An Upper Austrian was awarded the most prestigious journalism prize in the world: with a “Visual Investigation” team from the New York Times, the Schwanenstadt resident received the Pulitzer Prize in the category “International Reports” at the beginning of May.
The 13-strong team proved in several articles that the US army had accidentally killed ten civilians in the Afghan capital Kabul in a drone attack in August 2021. “We spent two weeks researching what really happened back then and were able to prove that the Pentagon (US Department of Defense) version was wrong,” said the 42-year-old at the award ceremony. Colleagues all over the world would have worked on the contributions, which the team then presented as a video: “With pictures as evidence. And that, of course, is what visual investigation is about: holding the powerful accountable with visual evidence.”
Already honored with an “Emmy”.
Christoph Köttl works as a “Visual Investigations Journalist” and is considered a specialist in the evaluation of satellite images.
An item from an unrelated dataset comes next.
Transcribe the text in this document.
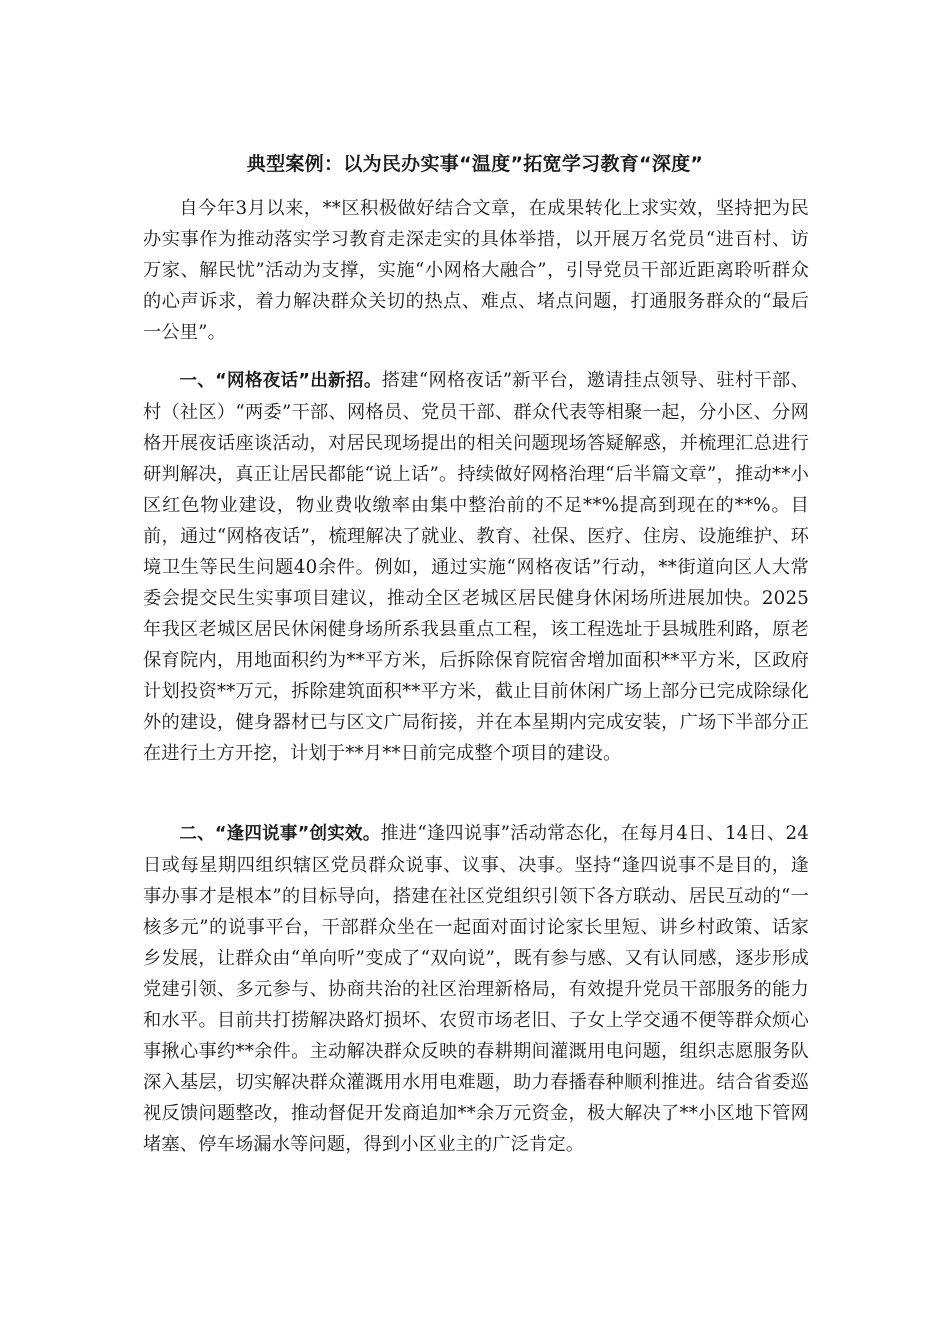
典型案例：以为民办实事“温度”拓宽学习教育“深度”

自今年3月以来，**区积极做好结合文章，在成果转化上求实效，坚持把为民办实事作为推动落实学习教育走深走实的具体举措，以开展万名党员“进百村、访万家、解民忧”活动为支撑，实施“小网格大融合”，引导党员干部近距离聆听群众的心声诉求，着力解决群众关切的热点、难点、堵点问题，打通服务群众的“最后一公里”。

一、“网格夜话”出新招。搭建“网格夜话”新平台，邀请挂点领导、驻村干部、村（社区）“两委”干部、网格员、党员干部、群众代表等相聚一起，分小区、分网格开展夜话座谈活动，对居民现场提出的相关问题现场答疑解惑，并梳理汇总进行研判解决，真正让居民都能“说上话”。持续做好网格治理“后半篇文章”，推动**小区红色物业建设，物业费收缴率由集中整治前的不足**%提高到现在的**%。目前，通过“网格夜话”，梳理解决了就业、教育、社保、医疗、住房、设施维护、环境卫生等民生问题40余件。例如，通过实施“网格夜话”行动，**街道向区人大常委会提交民生实事项目建议，推动全区老城区居民健身休闲场所进展加快。2025年我区老城区居民休闲健身场所系我县重点工程，该工程选址于县城胜利路，原老保育院内，用地面积约为**平方米，后拆除保育院宿舍增加面积**平方米，区政府计划投资**万元，拆除建筑面积**平方米，截止目前休闲广场上部分已完成除绿化外的建设，健身器材已与区文广局衔接，并在本星期内完成安装，广场下半部分正在进行土方开挖，计划于**月**日前完成整个项目的建设。

二、“逢四说事”创实效。推进“逢四说事”活动常态化，在每月4日、14日、24日或每星期四组织辖区党员群众说事、议事、决事。坚持“逢四说事不是目的，逢事办事才是根本”的目标导向，搭建在社区党组织引领下各方联动、居民互动的“一核多元”的说事平台，干部群众坐在一起面对面讨论家长里短、讲乡村政策、话家乡发展，让群众由“单向听”变成了“双向说”，既有参与感、又有认同感，逐步形成党建引领、多元参与、协商共治的社区治理新格局，有效提升党员干部服务的能力和水平。目前共打捞解决路灯损坏、农贸市场老旧、子女上学交通不便等群众烦心事揪心事约**余件。主动解决群众反映的春耕期间灌溉用电问题，组织志愿服务队深入基层，切实解决群众灌溉用水用电难题，助力春播春种顺利推进。结合省委巡视反馈问题整改，推动督促开发商追加**余万元资金，极大解决了**小区地下管网堵塞、停车场漏水等问题，得到小区业主的广泛肯定。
In September 2019 he had already been awarded a prestigious prize: Together with the investigative team of the New York Times he received an “Emmy” in 2019. The team had shown in a video that a poison gas attack in Syria that killed 34 people was not carried out by rebels, as the regime had claimed, but by the Syrian army.
Köttl has been with the New York Times since 2017. After graduating from high school, he studied history and political science in Vienna and in 2003 did a memorial service in the US Holocaust Memorial Museum in Washington. He later studied at Johns Hopkins University in Washington and joined the human rights organization Amnesty International in 2007. There he spent ten years developing a program on the subject of “technology and human rights” and continued his education to become an expert in the evaluation of aerial photographs.
In an interview with OÖN last year, Köttl described his work at the New York Times as “investigative, but not traditional”. Most of the time he does not work on a daily basis, but devotes himself to the evaluation of visual information such as photos, videos or aerial photographs in long sessions.